As far as we know, Dave Franco’s latest movie Unfinished Business has not irked North Korean hackers. The comedy has Franco playing a virginal salesman recruited just in time for a major business deal in Europe, where sex, partying and mayhem ensues. Franco stars opposite Tom Wilkinson and Vince Vaughn, who he credits with elevating everyone around him.
“If I said a really dumb joke, Vaughn would turn that dumb joke into gold,” says Franco, who has already mapped out an impressive comedic career in 21 Jump Street and Neighbors just by working opposite talents Jonah Hill and Seth Rogen. “I don’t consider myself to be a comedian. All I need to do is be present with them and react to what they are doing.”
Franco remains humble about a comedic career that also includes wildly popular Funny Or Die videos like “Dream Girl,” where he negotiates “Blumpkins” with real-life girlfriend Alison Brie. He’s also shocked at how much fandom comes his way. A commentator on my last interview with Franco echoes an oft-repeated sentiment when he/she writes, “I’m obsessed with him; he’s just perfection.” While Franco finds such praise flattering, he still avoids reading what people write about him at all costs, refusing even to join Twitter.
“If there were a couple people a day who said something negative about me, I think that’s all I would focus on,” he says. “Even if there are a hundred nice things said, if there was one bad thing that’s all I would remember. I just don’t want that negative energy in my life everyday.”
Franco’s anxiousness is reasonable since he’s a relatively fresh face that’s still warming up to the industry. Having an older brother in the business didn’t necessarily prepare Franco for Hollywood. The seven year gap between them meant they ran in different circles.
Dave remained in Palo Alto, stuck through high school, and even attended college, so he wasn’t exposed to the business or the LA party scene until his twenties. Instead, he shares the same experiences as most average Americans, right down to the first time he got hammered at a typical house party during his junior year in high school; an experience he probably called upon for the riotous moments in Unfinished Business.
“One of the cool senior guys came up to me with a bottle of Smirnoff Twist,” Franco recalls about his virginal experience with liquor. “He sits me down and he says ‘we’re gonna finish this right now.’ We pass it back and forth and pounded that bottle in less than ten minutes. I was passed out face down on the backyard lawn with my buddy trying to shove a pen down my throat to get me to throw up.
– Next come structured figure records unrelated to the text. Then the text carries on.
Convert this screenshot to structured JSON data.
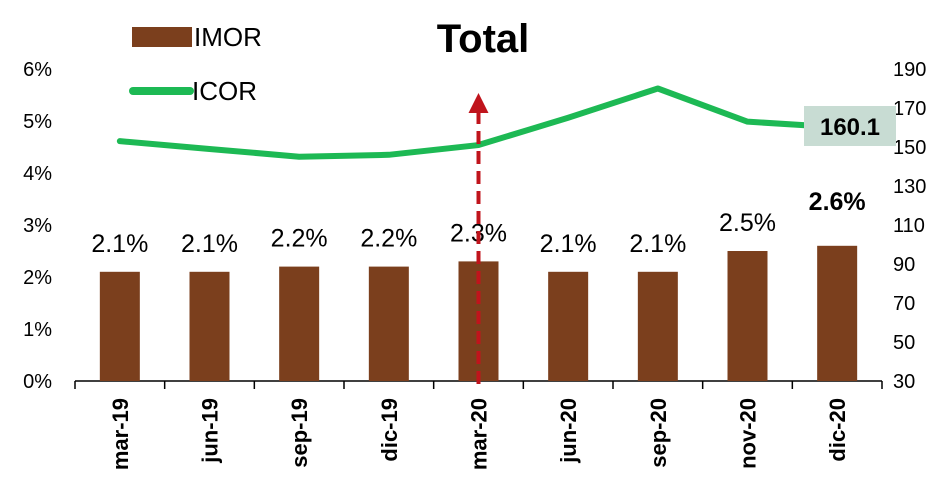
{
  "chart_data": {
    "type": "bar",
    "title": "Total",
    "categories": [
      "mar-19",
      "jun-19",
      "sep-19",
      "dic-19",
      "mar-20",
      "jun-20",
      "sep-20",
      "nov-20",
      "dic-20"
    ],
    "series": [
      {
        "name": "IMOR",
        "type": "bar",
        "axis": "left",
        "values": [
          2.1,
          2.1,
          2.2,
          2.2,
          2.3,
          2.1,
          2.1,
          2.5,
          2.6
        ],
        "labels": [
          "2.1%",
          "2.1%",
          "2.2%",
          "2.2%",
          "2.3%",
          "2.1%",
          "2.1%",
          "2.5%",
          "2.6%"
        ],
        "color": "#7b3f1d"
      },
      {
        "name": "ICOR",
        "type": "line",
        "axis": "right",
        "values": [
          153,
          149,
          145,
          146,
          151,
          165,
          180,
          163,
          160.1
        ],
        "color": "#1db954"
      }
    ],
    "left_axis": {
      "ylim": [
        0,
        6
      ],
      "ticks": [
        "0%",
        "1%",
        "2%",
        "3%",
        "4%",
        "5%",
        "6%"
      ]
    },
    "right_axis": {
      "ylim": [
        30,
        190
      ],
      "ticks": [
        "30",
        "50",
        "70",
        "90",
        "110",
        "130",
        "150",
        "170",
        "190"
      ]
    },
    "callout": {
      "text": "160.1",
      "background": "#c8dcd3"
    },
    "marker": {
      "category": "mar-20",
      "style": "dashed-arrow",
      "color": "#c0141c"
    },
    "legend": {
      "placement": "top-left"
    },
    "grid": false
  }
}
I woke up the next morning and stumbled into the bathroom to discover that people had drawn penises all over my entire body. That was my introduction to the partying world.”
That being said, Franco insists that he and his older brother aren’t really the hard partying types. “I’m very boring these days,” he says, describing an exciting weekend as time spent in bed with his two giant cats watching movies like Stand By Me.
He’s likely savoring the quiet moments at home since his blossoming career means he’s constantly travelling, living in various cities for months at a time while shooting, separated from his cats, lifelong friends and, of course, the girlfriend. As anyone who travels excessively for work would tell you, keeping your better half happy while being miles apart is always the biggest challenge during business trips. “Everyone’s got their different routines,” says Franco, relishing the fact that maintaining a relationship (with Alison Brie!) hasn’t been very demanding in that regard. “I’m not the type of person to necessarily get on the phone every day. I will definitely touch base in some capacity, whether it is text or email. I’ve been pretty lucky where I’ve been in relationships that are very trusting. I haven’t had to get on the phone just to ease my partner’s mind.”